Focale sur sa vie
À partir d’archives familiales, la photographe américaine a bâti une passionnante fresque littéraire, historique et autobiographique.
Sur un fond nébuleux, le tronc imposant d’un arbre : centré, vertical, centenaire mais balafré sur toute sa largeur d’une entaille profonde, sombre et suintante. Telle est l’une des photographies que l’on pouvait admirer au Jeu de Paume, à l’été 2019, lors de la toute première rétrospective consacrée à la photographe américaine Sally Mann. Intitulée « Mille et un passages », l’exposition révélait l’obsession de l’artiste pour les traces et l’écoulement du temps : la fugitivité de l’enfance, le glissement de la vie à la mort ou les empreintes laissées sur les corps et les paysages par l’histoire traumatique de son Sud natal. Par quelques citations sporadiques, les cimaises laissaient aussi deviner le tropisme littéraire de l’artiste, grande lectrice et auteur de Mémoires, Hold still,
enfin traduites en français sous le titre Tiens-toi bien !
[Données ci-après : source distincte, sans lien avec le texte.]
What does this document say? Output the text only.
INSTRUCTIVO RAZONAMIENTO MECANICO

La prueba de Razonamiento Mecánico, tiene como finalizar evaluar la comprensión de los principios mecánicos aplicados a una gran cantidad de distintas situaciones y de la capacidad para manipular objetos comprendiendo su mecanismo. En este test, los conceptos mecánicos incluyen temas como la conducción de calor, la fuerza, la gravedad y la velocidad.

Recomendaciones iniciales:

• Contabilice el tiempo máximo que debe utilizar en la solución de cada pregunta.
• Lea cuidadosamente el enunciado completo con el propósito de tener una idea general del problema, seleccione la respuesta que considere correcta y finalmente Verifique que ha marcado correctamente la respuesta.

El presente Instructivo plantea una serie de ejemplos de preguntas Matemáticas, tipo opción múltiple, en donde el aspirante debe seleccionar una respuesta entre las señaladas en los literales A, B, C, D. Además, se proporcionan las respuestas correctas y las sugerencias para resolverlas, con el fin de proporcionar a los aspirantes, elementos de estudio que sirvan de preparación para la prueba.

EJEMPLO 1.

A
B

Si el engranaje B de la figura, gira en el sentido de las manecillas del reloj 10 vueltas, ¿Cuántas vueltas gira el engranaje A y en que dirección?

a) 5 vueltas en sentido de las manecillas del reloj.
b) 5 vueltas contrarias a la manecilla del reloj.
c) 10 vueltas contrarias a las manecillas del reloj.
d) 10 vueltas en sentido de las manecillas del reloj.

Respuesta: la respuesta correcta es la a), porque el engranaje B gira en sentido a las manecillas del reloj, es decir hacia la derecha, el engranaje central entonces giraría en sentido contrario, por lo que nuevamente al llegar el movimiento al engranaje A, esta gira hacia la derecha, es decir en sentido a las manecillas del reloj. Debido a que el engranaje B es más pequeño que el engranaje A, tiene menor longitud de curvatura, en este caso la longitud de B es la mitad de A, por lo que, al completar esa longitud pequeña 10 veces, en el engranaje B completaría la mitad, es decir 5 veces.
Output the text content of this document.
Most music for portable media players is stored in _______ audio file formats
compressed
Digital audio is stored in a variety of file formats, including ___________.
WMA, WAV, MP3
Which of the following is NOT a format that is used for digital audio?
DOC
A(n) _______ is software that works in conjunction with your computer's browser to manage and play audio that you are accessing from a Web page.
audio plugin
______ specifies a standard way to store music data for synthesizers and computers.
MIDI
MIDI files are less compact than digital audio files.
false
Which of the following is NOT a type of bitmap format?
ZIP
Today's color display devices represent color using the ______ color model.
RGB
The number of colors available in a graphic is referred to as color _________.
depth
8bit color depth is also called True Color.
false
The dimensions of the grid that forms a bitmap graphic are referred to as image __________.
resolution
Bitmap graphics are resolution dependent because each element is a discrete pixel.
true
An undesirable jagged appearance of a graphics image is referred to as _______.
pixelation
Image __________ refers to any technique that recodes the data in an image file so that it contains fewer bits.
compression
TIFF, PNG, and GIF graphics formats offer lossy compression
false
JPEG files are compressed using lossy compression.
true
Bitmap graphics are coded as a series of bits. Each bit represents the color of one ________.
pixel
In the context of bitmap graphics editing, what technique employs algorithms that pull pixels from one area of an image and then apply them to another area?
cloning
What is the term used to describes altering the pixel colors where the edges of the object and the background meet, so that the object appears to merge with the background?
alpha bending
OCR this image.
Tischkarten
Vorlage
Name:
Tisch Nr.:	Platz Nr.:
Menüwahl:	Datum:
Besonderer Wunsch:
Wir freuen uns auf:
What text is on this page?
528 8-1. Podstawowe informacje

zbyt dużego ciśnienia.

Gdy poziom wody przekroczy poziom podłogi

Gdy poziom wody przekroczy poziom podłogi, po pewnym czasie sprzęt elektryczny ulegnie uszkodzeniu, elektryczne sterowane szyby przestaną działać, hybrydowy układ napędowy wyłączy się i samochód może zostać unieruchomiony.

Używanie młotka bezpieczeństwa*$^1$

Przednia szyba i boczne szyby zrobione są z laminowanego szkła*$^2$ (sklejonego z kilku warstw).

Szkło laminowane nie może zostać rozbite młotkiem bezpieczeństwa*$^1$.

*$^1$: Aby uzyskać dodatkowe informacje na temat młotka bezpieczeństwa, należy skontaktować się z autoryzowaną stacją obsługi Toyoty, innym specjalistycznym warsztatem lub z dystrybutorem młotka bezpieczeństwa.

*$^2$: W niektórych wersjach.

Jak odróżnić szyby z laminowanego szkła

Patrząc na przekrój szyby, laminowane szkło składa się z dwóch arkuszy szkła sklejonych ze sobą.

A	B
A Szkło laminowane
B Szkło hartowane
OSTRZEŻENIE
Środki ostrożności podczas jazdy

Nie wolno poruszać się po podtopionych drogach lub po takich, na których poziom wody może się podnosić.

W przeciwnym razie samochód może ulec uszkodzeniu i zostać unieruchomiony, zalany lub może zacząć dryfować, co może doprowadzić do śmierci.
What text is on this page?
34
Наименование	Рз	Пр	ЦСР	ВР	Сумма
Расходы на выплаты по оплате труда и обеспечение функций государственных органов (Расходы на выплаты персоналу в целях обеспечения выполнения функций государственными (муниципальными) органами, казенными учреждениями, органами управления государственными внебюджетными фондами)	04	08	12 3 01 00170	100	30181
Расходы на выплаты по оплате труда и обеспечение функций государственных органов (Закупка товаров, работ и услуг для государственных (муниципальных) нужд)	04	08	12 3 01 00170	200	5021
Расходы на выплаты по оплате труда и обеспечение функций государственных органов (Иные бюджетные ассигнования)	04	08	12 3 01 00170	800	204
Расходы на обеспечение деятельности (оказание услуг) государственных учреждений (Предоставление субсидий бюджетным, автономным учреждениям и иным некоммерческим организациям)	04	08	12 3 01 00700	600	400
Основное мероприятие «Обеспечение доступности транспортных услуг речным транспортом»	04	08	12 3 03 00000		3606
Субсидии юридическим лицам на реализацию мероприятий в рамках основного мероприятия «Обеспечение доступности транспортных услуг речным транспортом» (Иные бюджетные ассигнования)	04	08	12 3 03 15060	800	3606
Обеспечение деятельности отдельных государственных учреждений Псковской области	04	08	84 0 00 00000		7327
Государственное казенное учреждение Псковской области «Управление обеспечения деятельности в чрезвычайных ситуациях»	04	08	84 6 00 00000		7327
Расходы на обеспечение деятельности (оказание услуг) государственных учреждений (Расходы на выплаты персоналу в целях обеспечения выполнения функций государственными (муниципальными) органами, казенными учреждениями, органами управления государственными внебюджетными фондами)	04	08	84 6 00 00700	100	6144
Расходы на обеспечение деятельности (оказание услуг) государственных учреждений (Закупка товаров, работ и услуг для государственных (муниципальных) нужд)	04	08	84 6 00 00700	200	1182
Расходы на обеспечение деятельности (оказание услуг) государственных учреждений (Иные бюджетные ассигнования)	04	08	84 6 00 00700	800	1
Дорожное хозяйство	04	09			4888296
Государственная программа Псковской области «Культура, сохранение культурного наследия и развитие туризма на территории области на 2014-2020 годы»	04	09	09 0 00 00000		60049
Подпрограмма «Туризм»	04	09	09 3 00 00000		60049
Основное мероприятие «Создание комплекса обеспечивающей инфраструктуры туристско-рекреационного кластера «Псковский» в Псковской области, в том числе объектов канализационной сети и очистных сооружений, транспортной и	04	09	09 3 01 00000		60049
En 2015, alors que l’université d’Harvard l’invite à donner une conférence sur l’histoire de la civilisation américaine,
Sally Mann, très intimidée, s’en remet à son infaillible méthode : puiser dans le « local », soit, en l’occurrence, ouvrir enfin les boîtes d’archives familiales accumulées dans son grenier. De cette enquête pleine de surprises, elle tire un foisonnant et passionnant volume où la fresque historique le dispute à l’anecdote et le manifeste esthétique à la leçon de prise de vues. En quatre parties, dont chacune, malgré un apparent « fil de la plume » associe fructueusement une figure familiale à l’un de ses cycles photographiques (le père est ainsi adossé à son travail sur la mort ; la nourrice noire Gee-Gee à celui sur les séquelles de l’esclavage…), on découvre une Sally sauvage et indocile, refusant d’endosser le moindre vêtement jusqu’à ses 5 ans puis galopant à cru sous la lune, couvrant ses cahiers de méditations poétiques sur les terres virginiennes de son enfance, s’échinant à « infléchir l’arc de l’univers moral », à assumer la rançon du succès ou le fardeau d’un passé ségrégationniste. Et une artiste facétieuse, généreuse, sans fard, passionnée par Faulkner, Pound, Whitman ou Proust et réfléchissant sans cesse à son art, sa portée et ses limites : à la dignité de ses sujets, à l’instant de grâce, au rôle des clichés ratés et à la traîtrise de la photographie, si prompte à corrompre la mémoire.